I got the third issues out after a long battle with the printers. I was also relieved to her from an on line friend that I wasn’t the only one having an issues with printers. In my situation I hope they have solved there problem so that my forth issue won’t have a long delay either. By the way the Third issue, (A picture of the cover to the right) has been my best seller to date. Close to three hundred sold. As word gets out it’s getting bigger and bigger.

No big plans this weekend but Head some close friends will be coming into town this weekend so will be looking forward to seeing them if I can tear myself away to get over there. Next weekend I’ll be going to Louisiana for the announcement party of the Royal Order Unicorn, A gay and Lesbian in Lafayette, Louisiana. A great group of folks and they know how to throw a party that’s for sure.
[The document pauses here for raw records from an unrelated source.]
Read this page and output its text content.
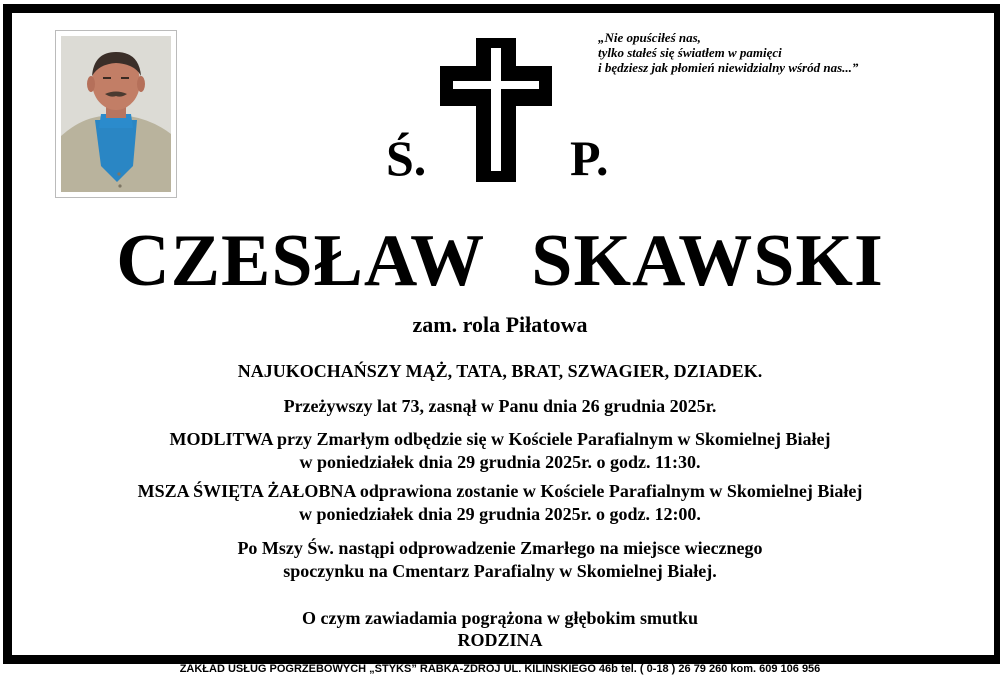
„Nie opuściłeś nas,
tylko stałeś się światłem w pamięci
i będziesz jak płomień niewidzialny wśród nas...”
Ś.	P.
CZESŁAW SKAWSKI
zam. rola Piłatowa
NAJUKOCHAŃSZY MĄŻ, TATA, BRAT, SZWAGIER, DZIADEK.
Przeżywszy lat 73, zasnął w Panu dnia 26 grudnia 2025r.
MODLITWA przy Zmarłym odbędzie się w Kościele Parafialnym w Skomielnej Białej
w poniedziałek dnia 29 grudnia 2025r. o godz. 11:30.
MSZA ŚWIĘTA ŻAŁOBNA odprawiona zostanie w Kościele Parafialnym w Skomielnej Białej
w poniedziałek dnia 29 grudnia 2025r. o godz. 12:00.
Po Mszy Św. nastąpi odprowadzenie Zmarłego na miejsce wiecznego
spoczynku na Cmentarz Parafialny w Skomielnej Białej.
O czym zawiadamia pogrążona w głębokim smutku
RODZINA
ZAKŁAD USŁUG POGRZEBOWYCH „STYKS” RABKA-ZDROJ UL. KILINSKIEGO 46b tel. ( 0-18 ) 26 79 260 kom. 609 106 956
Young and old as well as straight and gay all attend and it’s nuttin but a party. And yes I spelled nothing wrong intentionally. Well that’s about it for now as I’m still debating should I stop blogging and just keep a private diary as I did before. It’s something to think about and I’ll dream over it tonight when I go to bed yet alone. I can say I’m exhausted from my sexual encounter today. At least no one was disappointed. So until fingers meet keys take care everyone and have a great weekend ahead.